A l’heure où se délient les langues concernant une relation d’abus et de domination entre les sexes, notamment de l’homme envers la femme (mais pas que), il m’est arrivé d’être prise à partie dans cette douloureuse et actuelle mise en lumière des souffrances relationnelles. Est-il criminel de dire ma vérité, à savoir que, aujourd’hui, en tant que femme, je ne me sens pas victime ? Il fut un temps, pourtant, où j’étais moi-même engluée dans le malentendu. Un temps où j’ai cédé à des actes dont je n’avais pas envie. Un temps où j’ai joué le jeu de la séduction, du harponnage mutuel fondé sur les apparences. Un temps où je savais le pouvoir de ma coquetterie dans l’obtention de certaines faveurs, fonctions ou appréciations. J’ai joué ce jeu là, moi aussi. Mes jupes et mes arguments de l’époque étaient courts, je le reconnais. Et mes interlocuteurs, un peu bas de plancher. Bon. Le jeu, aussi contestable soit-il, s’en est tenu au jeu, dans la plupart des cas. Il y a parfois eu dérapage, pouvant s’assimiler à délit. Je pense notamment à des mains baladeuses alors que je suis comprimée dans une file d’attente devant une salle de spectacle archi-bondée. Et moi qui me fige, qui reste là, qui subit en silence, enveloppée de honte et de malaise. J’ai dix-huit ans. Je ne peux ni bouger, ni me tourner. Protester, crier, me rebeller : je m’en sens incapable. Je suis sidérée. Et la vraie question, celle qui me vient lorsque j’apprends à me connaître : pourquoi cette sidération ? Comment se fait-il que je n’arrive pas à remettre à sa juste place, en direct live et sans attendre, ce profiteur libidineux qui explore mes formes sans mon consentement ? A l’intérieur de moi, ça sent la démission. Où est mon gardien ? Mon agressivité ? Ma verticalité ? Anesthésiés, depuis trop longtemps…

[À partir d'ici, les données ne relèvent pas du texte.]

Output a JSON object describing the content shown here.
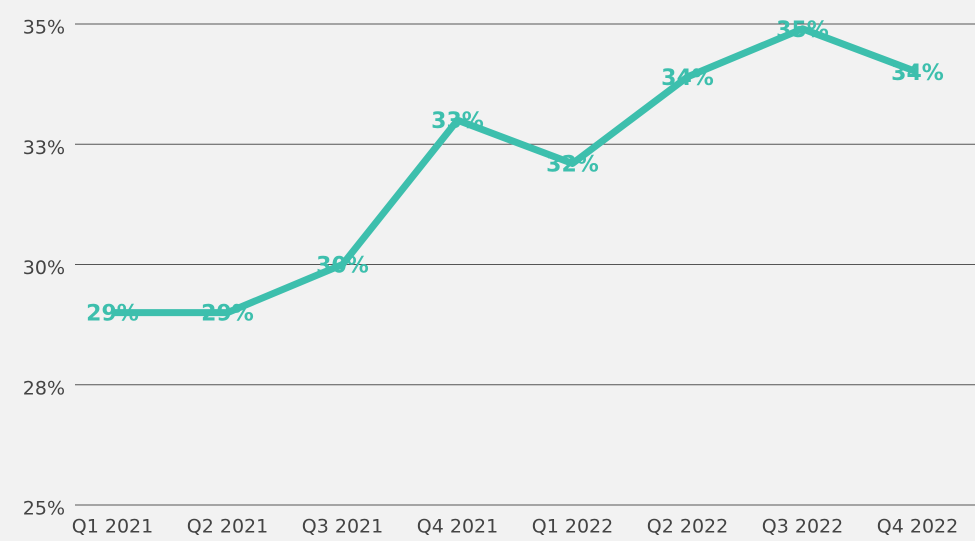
{
  "chart_data": {
    "type": "line",
    "categories": [
      "Q1 2021",
      "Q2 2021",
      "Q3 2021",
      "Q4 2021",
      "Q1 2022",
      "Q2 2022",
      "Q3 2022",
      "Q4 2022"
    ],
    "series": [
      {
        "color": "#3dbfad",
        "values": [
          29,
          29,
          30,
          33,
          32.1,
          33.9,
          34.9,
          34
        ],
        "value_labels": [
          "29%",
          "29%",
          "30%",
          "33%",
          "32%",
          "34%",
          "35%",
          "34%"
        ]
      }
    ],
    "ylim": [
      25,
      35
    ],
    "yticks": [
      {
        "value": 25,
        "label": "25%"
      },
      {
        "value": 27.5,
        "label": "28%"
      },
      {
        "value": 30,
        "label": "30%"
      },
      {
        "value": 32.5,
        "label": "33%"
      },
      {
        "value": 35,
        "label": "35%"
      }
    ],
    "grid": true
  }
}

Et oui, à obéir à une relation dominant-dominé, un conditionnement perpétué de génération en génération par la violence éducative ordinaire, il y a des conséquences. On devient dominé. Ou on devient dominant. Ou un peu des deux, tour à tour. On apprend à museler les ressentis et les besoins, on apprend à dealer, à séduire, à s’offrir, quoi qu’il nous en coûte. On apprend que la vie relationnelle est un marché où l’affection se négocie. Et on apprend à se taire. On apprend à se croire coupable et illégitime.
Je ne me sens plus victime depuis que j’ai compris cela. Je ne me sens plus victime depuis que j’ai choisi de cultiver la fidélité… à moi-même. Aujourd’hui je deviens bien-entendante, j’entends : mes intuitions, mes désirs, mes limites, mes oui et mes non, mes accords et mes désaccords. Et ils ne sont pas négociables.
Sortir de la violence entre les sexes, entre les races, entre les classes sociales, entre les avis divergents, entre les peuples, c’est avant tout sortir de la trahison de soi à soi, construite dans l’intimité d’une enfance où nous n’avons pas eu le choix. Aujourd’hui j’ai le choix et surtout, plus que tout, je veux être passeuse de ce choix pour les enfants dont je m’occupe. Que leur intégrité soit absolument préservée, pour que, jamais, ils n’aient à accepter l’inacceptable !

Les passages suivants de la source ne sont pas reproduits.